Over the course of the last few years of having to move it multiple times to refinish the exterior of the lodge and floor boards on the porch it has been a little more exposed to the elements and is a little worse for the wear. For this reason, along with a need for more room on our ever expanding seating on the porch we decided something had to be done with the old boat, but the last thing we wanted to do was just leave it out in the rain and snow to slowly rot away. For the majority of the last year it has been stored behind our shop under tarps as protected from the elements as we could get it. During that time, it was amazing to us how many people would walk in the door and immediately ask about its whereabouts. None of questions were of the nonchalant, “oh by the way” variety either, people were generally concerned with what we had done with the boat. We had to explain it was in storage because of its condition and our need for the space, and this explanation was typically not met with a great response. During the process of weighing our options as to whether we should keep disappointing people with it’s absence or put it back on the porch a third option emerged.

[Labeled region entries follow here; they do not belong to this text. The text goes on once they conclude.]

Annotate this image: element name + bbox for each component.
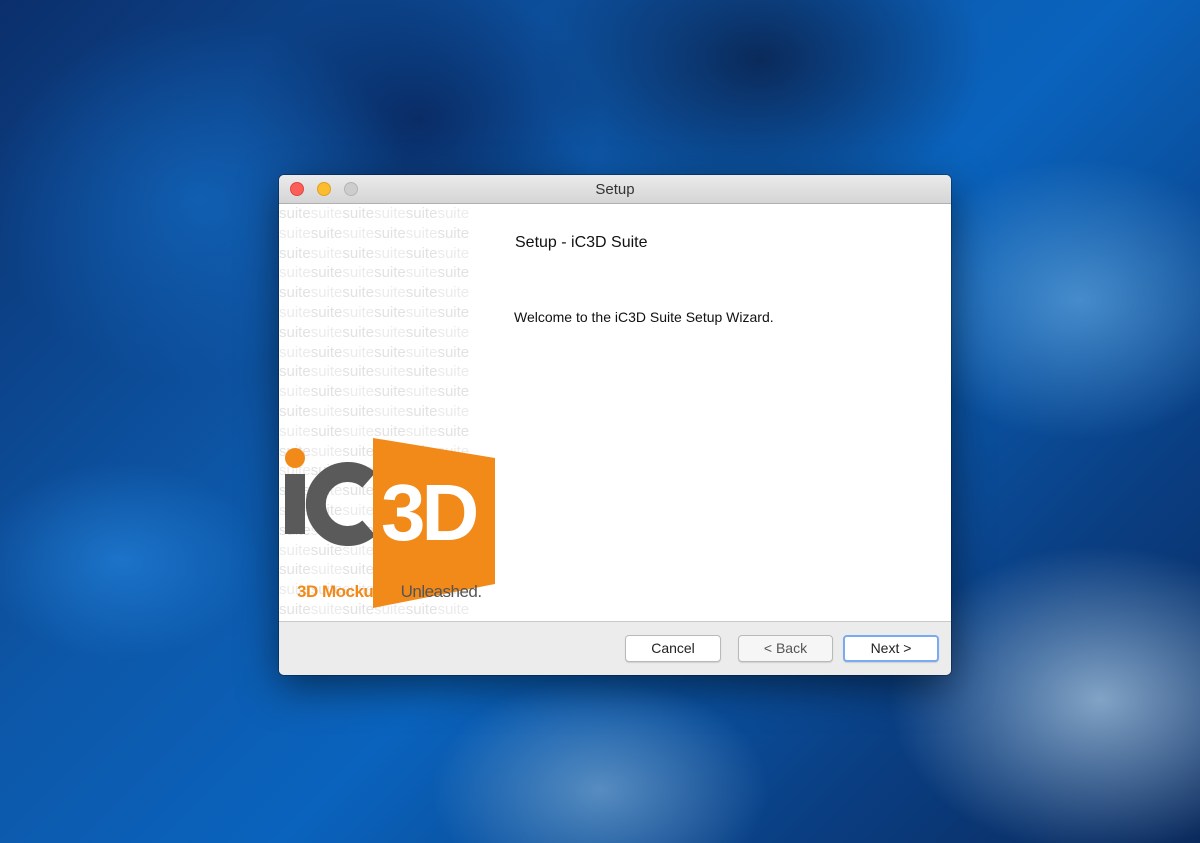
window-title: Setup	[595, 181, 635, 198]
back-button[interactable]: < Back	[738, 635, 833, 662]
button-bar: Cancel < Back Next >	[279, 621, 951, 675]
tagline-bold: 3D Mockups.	[297, 582, 397, 601]
welcome-text: Welcome to the iC3D Suite Setup Wizard.	[514, 309, 774, 325]
tagline-regular: Unleashed.	[400, 582, 483, 601]
logo-tagline: 3D Mockups. Unleashed.	[297, 582, 482, 602]
setup-window: Setup suitesuitesuitesuitesuitesuite suit…	[279, 175, 951, 675]
wizard-sidebar-image: suitesuitesuitesuitesuitesuite suitesuite…	[279, 204, 501, 621]
wizard-content: suitesuitesuitesuitesuitesuite suitesuite…	[279, 204, 951, 621]
page-title: Setup - iC3D Suite	[515, 234, 648, 251]
logo-3d-text: 3D	[381, 468, 476, 557]
title-bar[interactable]: Setup	[279, 175, 951, 204]
next-button[interactable]: Next >	[843, 635, 939, 662]
cancel-button[interactable]: Cancel	[625, 635, 721, 662]
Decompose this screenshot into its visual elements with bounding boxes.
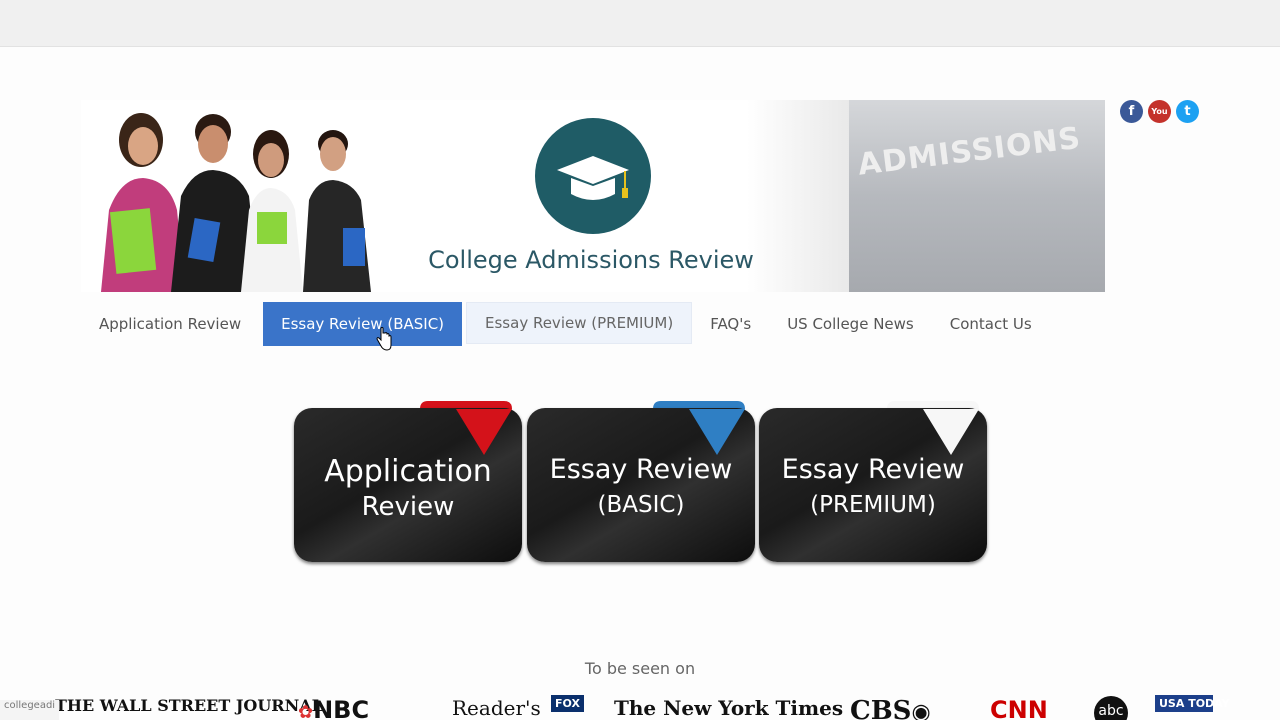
card-subtitle: Review — [361, 492, 455, 522]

As if we we’re not already aware the whole process really highlighted how serious people take the history here at Clearwater and how delicate the balance between how we got here and where we are going is. The decision to preserve the old boat was essentially made by the hundreds of guests who missed its presence. After consulting Margy, who when she sold the lodge to Bob and Marti Marchino in 1995 maintained ownership of the boat under the assumption it would remain on the porch indefinitely we decided it would be best to have the Chik-Wauk Museum at the end of the Gunflint Trail continue to preserve and display the boat. Margy Nelson and Jim Holzman donated the boat to Chik-Wauk last fall where it will be included in a future boat pavilion the museum plans to add to its list of exhibits. Though the boat was donated in the fall of 2016 we did not actually deliver it until today, June 3, 2017. When we had the boat in storage and people would come in longingly questioning us about its demise I never understood what the big deal was and why anybody cared about that old thing. As I watched the old boat pull away from the lodge on top of a flat bed trailer towards its new home a new feeling hit me and all of a sudden, I understood.